Сквозь дверь в горничную полз дымок. Вскочив, Домна толкнула её ногой, в избе, на нижнем голбце, с переливами храпел Кузя. Широкая кошма из-под него свешивалась на пол, шаяла: перед сном курил трубку. Кошма дымилась. Ещё немного, и дом загорится.

«Пущай! – зло решила Домна. – И я золой стану, и Сёмушка...»

О других не подумала, легла рядом с Ремезом.

– Сёмушка, а ведь ты грешник великий!

– У попа нудить научилась? – задремывая, пробормотал Ремез.

– Не велика наука! А верно, грешник? Сказывай, с кем грешил?

– С одной колдуньей тобольской...

– А ишо с кем – припомни! – Ремез отвернулся. Домна оперевшись на локоть, уставилась ему в затылок, и он этот взгляд почувствовал. Давил её взгляд, смущал. И, рассердившись на себя за трусость перед баальницей[19], Ремез принялся ёрничать. Заламывая пальцы, считал:

– Одна, две, три... щас. Ага, четыре, пять... Дай бог память! Акулька – шесть, Дашка – семь, Марфа – восемь, Ненила – девять, Марья – десять... Ох, на тебя уж и пальца не хватило. Грех, грех! Чистый грех.

– Я – грех? Мы разве грешим?

– Нет, богу радеем.

– У нас любовь с тобой, Сёмушка! Любовь – разве грех? – со слезой в голосе пытала Домна. Языкастая, отчаянная баба, в последнее время она стала слезливой.

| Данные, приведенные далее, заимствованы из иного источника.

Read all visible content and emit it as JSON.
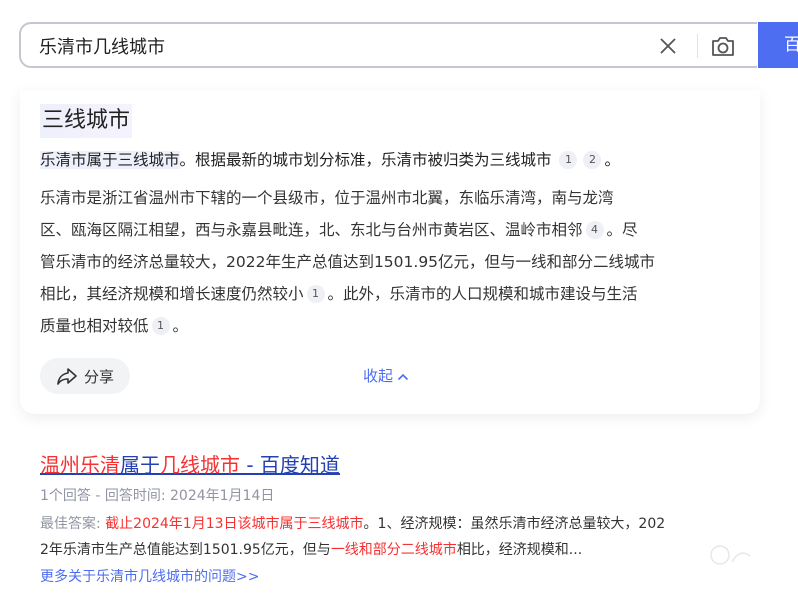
{
  "search": {
    "query": "乐清市几线城市",
    "button_label": "百度一下"
  },
  "answer": {
    "title": "三线城市",
    "summary_highlight": "乐清市属于三线城市",
    "summary_rest": "。根据最新的城市划分标准，乐清市被归类为三线城市",
    "summary_cites": [
      "1",
      "2"
    ],
    "summary_end": "。",
    "detail": {
      "l1": "乐清市是浙江省温州市下辖的一个县级市，位于温州市北翼，东临乐清湾，南与龙湾",
      "l2_a": "区、瓯海区隔江相望，西与永嘉县毗连，北、东北与台州市黄岩区、温岭市相邻",
      "l2_cite": "4",
      "l2_b": "。尽",
      "l3": "管乐清市的经济总量较大，2022年生产总值达到1501.95亿元，但与一线和部分二线城市",
      "l4_a": "相比，其经济规模和增长速度仍然较小",
      "l4_cite": "1",
      "l4_b": "。此外，乐清市的人口规模和城市建设与生活",
      "l5_a": "质量也相对较低",
      "l5_cite": "1",
      "l5_b": "。"
    },
    "share_label": "分享",
    "collapse_label": "收起"
  },
  "result": {
    "title_red1": "温州乐清",
    "title_plain1": "属于",
    "title_red2": "几线城市",
    "title_plain2": " - 百度知道",
    "meta": "1个回答 - 回答时间: 2024年1月14日",
    "snippet": {
      "label": "最佳答案: ",
      "red1": "截止2024年1月13日该城市属于三线城市",
      "text1": "。1、经济规模：虽然乐清市经济总量较大，202",
      "text2": "2年乐清市生产总值能达到1501.95亿元，但与",
      "red2": "一线和部分二线城市",
      "text3": "相比，经济规模和..."
    },
    "more_link": "更多关于乐清市几线城市的问题>>"
  },
  "colors": {
    "brand_blue": "#4e6ef2",
    "link_blue": "#2440b3",
    "highlight_red": "#f73131",
    "meta_gray": "#9195a3"
  },
  "icons": [
    "clear-icon",
    "camera-icon",
    "share-icon",
    "chevron-up-icon"
  ]
}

– Для тебя – любовь, для других... – он хотел сказать «для Ефимьи», но удержался. – Для других случка.

– Случ-учка? – задохнулась Домна от ярости. – Будь проклято всё! Спалю-юю!

В избе шаяла, воняя, кошма. Шаяла, но не загоралась. Чихал и возился Кузя. Домна сорвала с себя сподницу, бросила на кошму. Но и сподница пламенем не взялась.

– Рубаха-то впрямь святая, – смеялся Ремез, поднимаясь. – Огонь не берёт. Может, отдашь её в святую обитель? Монастырь Домны-баальницы... Хмм!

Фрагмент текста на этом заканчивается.